Published: 16 Mar 2020
Category: Compass Tips , Productivity

How to Do Deep Work and Get More Done

How to Do Deep Work and Get More Done

Deep work is increasingly popular as a concept for productivity and effective time management.

If you’ve never heard about it before, now is a good time as any, because this may just be the tool you need to significantly boost your work efficiency.

Before jumping into actionable advice about deep work, here’s what it entails and how it’s achieved.


Just what is Deep Work?

Popularised by Georgetown University’s Associate Professor of Computer Science, Cal Newport, deep work is a conceptual framework to increase productivity through intense focus.

The methods and strategies to achieve that kind of distraction-free focus are wide-ranging. Newport himself contributed many techniques, but deep work has grown past his initial framing and many have contributed their own approach.

It was developed as a counterpoint to the aimless and often distracted way in which many of us engage with work.

The basic principle is to be intentional in how you schedule your time and the attitude you have towards work.
It’s in contrast with what Newport calls “shallow work”, which is what he refers as repetitive tasks that are performed distractedly and add little value.


Always Start with a Plan

For a majority of us, deep work doesn’t come naturally. Therefore, the best approach is to create a cohesive plan of action and execute it sequentially. You’ll want to start by choosing your deep work scheduling strategy, i.e. how you’ll schedule your deep work time.

It can range from what Newport calls the Monastic Philosophy, which eschews most activity in favour of deep work, to the Journalistic Philosophy which fits deep work where your schedule allows. And of course, there’s everything in between.

It’s important to consider these carefully as you don’t want to overstrain yourself. If you try to take on a monastic approach, you’re likely to burn out if you’re not exceptionally disciplined and organised.

Following that, you can start building a routine.

This involves choosing a space where the deep work can take place (necessarily somewhere free of distractions). Once you go through a few periods of deep work, you can better understand what else you need, whether that’s music, a beverage etc. 

Your goal is to spend the scheduled period completely engrossed in a particular task. If you’ve never worked like this before, it will be unnatural at first as you’ll have to willfully keep your mind from wandering.

As you warm up to this work mode, you’ll start to have a broader view of what it means to you and how you respond to it. At that point, you can begin to hone your deep work strategy and work on specific techniques to address your weak points.


Limit Use of Internet

A suggestion that Newport makes, and many echo, is to schedule internet use. You should use the internet only during scheduled periods, and to avoid it the rest of the time.

The goal is to increase work efficiency by eliminating what is, for most of us, the biggest distraction. This also has the benefit of improving our downtime, which we’ll cover later in this article.

You can go as far as to block distracting sites through your browser if you find this difficult – here are some app solutions previously mentioned in our article that you can consider using.


Work Meditation into Your Routine

Another strategy is to introduce a form of “productive meditation” into your work. This can involve any physical activity that doesn’t occupy the mind such as walking or even doodling.

While performing your task, focus your attention on the problem you’re trying to solve and let the activity prevent your mind from wandering.

Two or three periods of this productive meditation per week could help you become better at problem-solving. Furthermore, memory training has a beneficial effect on your ability to concentrate.

Doing memory exercises forces your mind into a deep state of concentration and it’s easy to maintain that focus because there’s a well-defined task.


Deep Work Environments

Deep work techniques are especially useful if you’re working from home.

There can be many potential distractions that can disrupt your productivity when you work at home. Deep work can help you organise your time better and set aside those distractions enough to maintain your output.

If the doesn’t fit in this case, you may want to vary your methods.

If you’re more inclined to be a monastic deep worker, the home environment may not be great for that, so you could adopt a more journalistic approach – splitting up your time into manageable periods of work. That way you could accomplish small tasks around the home and still get all your work done.


Prioritising the Downtime

Part of the deep work strategy is being deliberate about when work shouldn't be done.

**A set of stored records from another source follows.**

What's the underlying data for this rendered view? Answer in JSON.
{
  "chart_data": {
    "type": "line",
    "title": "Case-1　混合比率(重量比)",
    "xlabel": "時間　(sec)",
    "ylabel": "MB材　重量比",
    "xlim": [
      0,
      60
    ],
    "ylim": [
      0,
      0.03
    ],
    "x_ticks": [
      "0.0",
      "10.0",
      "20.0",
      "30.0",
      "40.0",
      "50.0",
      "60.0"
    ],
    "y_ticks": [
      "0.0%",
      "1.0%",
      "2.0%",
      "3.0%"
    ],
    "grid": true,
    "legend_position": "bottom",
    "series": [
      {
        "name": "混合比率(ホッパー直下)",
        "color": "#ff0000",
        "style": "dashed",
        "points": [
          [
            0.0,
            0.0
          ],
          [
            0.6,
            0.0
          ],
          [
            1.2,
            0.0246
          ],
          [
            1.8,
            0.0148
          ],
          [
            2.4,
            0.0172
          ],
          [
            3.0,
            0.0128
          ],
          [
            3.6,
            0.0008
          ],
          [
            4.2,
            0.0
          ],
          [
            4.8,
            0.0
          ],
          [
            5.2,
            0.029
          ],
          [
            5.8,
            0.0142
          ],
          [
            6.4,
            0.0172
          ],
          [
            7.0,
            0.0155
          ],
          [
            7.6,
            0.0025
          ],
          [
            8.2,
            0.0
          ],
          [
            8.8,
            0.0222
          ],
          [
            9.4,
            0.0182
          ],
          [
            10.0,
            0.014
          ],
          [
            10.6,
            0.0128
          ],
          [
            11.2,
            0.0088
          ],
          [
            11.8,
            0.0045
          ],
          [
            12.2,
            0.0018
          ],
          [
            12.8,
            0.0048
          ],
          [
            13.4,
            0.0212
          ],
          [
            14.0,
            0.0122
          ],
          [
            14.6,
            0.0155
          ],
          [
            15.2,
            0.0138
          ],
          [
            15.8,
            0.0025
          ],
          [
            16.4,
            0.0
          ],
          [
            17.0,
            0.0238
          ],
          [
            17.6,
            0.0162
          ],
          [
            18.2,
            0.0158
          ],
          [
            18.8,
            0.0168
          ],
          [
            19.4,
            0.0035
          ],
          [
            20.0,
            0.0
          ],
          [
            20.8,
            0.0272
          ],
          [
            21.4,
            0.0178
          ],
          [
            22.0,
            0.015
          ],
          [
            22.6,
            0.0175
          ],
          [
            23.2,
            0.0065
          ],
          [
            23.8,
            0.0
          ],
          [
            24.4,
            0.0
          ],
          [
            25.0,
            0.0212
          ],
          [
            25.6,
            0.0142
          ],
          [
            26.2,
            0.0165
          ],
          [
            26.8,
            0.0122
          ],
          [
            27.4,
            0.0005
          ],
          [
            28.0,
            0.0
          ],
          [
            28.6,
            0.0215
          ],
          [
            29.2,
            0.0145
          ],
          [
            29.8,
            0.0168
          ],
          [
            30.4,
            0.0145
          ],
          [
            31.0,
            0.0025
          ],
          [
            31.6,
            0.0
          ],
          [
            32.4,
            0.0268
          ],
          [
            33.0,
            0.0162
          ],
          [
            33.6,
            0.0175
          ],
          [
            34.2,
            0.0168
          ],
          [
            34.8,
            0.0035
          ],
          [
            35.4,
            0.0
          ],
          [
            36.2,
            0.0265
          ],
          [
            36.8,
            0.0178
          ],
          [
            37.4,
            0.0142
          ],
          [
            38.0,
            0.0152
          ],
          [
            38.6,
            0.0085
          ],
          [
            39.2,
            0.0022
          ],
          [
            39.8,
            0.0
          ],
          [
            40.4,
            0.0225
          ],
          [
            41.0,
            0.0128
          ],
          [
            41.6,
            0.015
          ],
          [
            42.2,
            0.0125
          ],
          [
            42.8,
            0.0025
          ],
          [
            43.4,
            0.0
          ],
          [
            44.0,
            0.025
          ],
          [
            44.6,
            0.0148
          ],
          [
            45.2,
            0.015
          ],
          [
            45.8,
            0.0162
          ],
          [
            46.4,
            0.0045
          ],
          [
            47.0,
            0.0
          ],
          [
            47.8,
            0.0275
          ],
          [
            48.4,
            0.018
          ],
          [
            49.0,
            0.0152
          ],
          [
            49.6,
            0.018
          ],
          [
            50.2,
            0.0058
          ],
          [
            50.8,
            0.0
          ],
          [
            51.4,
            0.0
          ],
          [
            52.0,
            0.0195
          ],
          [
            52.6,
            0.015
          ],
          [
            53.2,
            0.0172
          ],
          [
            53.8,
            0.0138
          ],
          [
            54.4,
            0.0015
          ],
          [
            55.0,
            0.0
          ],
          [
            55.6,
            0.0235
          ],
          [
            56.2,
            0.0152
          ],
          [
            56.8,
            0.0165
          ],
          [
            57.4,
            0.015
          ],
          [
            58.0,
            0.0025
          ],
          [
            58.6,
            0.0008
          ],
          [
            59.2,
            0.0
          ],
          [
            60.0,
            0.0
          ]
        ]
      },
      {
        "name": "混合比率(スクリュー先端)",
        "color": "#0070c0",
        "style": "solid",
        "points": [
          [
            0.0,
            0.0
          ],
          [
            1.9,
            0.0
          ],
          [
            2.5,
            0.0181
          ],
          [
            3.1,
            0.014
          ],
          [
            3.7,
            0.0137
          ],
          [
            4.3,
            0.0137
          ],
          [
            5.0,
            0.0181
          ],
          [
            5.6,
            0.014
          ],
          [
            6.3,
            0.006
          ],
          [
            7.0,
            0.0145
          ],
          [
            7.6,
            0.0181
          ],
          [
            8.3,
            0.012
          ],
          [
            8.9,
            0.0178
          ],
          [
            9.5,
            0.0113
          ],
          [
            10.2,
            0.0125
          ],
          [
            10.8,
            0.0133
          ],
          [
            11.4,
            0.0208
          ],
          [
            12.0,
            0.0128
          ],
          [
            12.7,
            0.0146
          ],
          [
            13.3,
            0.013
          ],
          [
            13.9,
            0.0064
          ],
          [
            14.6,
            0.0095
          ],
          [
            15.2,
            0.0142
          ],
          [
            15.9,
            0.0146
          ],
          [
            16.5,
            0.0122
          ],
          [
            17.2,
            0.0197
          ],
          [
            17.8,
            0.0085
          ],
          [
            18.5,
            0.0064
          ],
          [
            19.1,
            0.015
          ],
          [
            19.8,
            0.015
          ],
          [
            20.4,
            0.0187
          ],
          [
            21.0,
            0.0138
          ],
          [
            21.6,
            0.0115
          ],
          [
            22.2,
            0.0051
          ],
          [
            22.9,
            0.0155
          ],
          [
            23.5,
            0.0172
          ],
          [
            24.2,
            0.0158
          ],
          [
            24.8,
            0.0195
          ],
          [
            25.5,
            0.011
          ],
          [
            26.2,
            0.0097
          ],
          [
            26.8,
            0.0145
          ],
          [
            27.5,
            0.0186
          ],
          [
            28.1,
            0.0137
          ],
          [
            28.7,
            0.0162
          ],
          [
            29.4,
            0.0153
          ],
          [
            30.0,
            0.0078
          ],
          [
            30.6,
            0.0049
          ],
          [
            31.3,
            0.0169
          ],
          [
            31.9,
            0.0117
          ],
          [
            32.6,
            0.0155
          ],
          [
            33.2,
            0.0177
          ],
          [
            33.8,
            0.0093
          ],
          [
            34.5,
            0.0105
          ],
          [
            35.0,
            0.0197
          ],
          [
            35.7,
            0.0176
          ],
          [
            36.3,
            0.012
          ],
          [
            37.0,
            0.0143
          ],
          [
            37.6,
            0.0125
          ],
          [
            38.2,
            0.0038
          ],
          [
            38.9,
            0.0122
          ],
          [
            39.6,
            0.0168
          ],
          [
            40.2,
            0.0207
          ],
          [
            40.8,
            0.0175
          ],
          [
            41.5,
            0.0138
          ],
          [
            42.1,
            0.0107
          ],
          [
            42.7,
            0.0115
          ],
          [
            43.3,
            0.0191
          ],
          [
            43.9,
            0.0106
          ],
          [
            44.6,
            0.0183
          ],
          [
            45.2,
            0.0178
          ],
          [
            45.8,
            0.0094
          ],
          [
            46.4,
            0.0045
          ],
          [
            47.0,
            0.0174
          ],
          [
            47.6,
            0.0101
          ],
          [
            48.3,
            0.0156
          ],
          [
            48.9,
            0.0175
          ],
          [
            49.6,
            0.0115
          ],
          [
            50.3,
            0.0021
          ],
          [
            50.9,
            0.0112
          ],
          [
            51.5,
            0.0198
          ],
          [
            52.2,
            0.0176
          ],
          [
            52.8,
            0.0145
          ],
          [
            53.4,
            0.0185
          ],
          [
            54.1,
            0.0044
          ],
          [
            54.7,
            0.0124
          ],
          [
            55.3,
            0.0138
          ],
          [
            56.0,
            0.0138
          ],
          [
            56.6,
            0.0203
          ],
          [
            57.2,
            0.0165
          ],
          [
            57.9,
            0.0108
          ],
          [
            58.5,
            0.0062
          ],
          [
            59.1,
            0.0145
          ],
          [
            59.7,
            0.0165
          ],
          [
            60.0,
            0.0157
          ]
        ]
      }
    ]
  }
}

There are many ways to prioritise your downtime, such as getting better at saying no to requests and making yourself inaccessible.

You can think of many more ways in which to compartmentalise work and downtime but remember the ultimate goal. By giving yourself adequate rest and relaxation you can make the most of the time you spend working.


Stop Doing Shallow Work

Deep work lets you better make use of your time, which will impact greatly on your life and others around you.

Once you get started, you’ll begin to notice a shift in the paradigm for what you can. By eliminating distractions and repetitive tasks, you can create real value much more efficiently.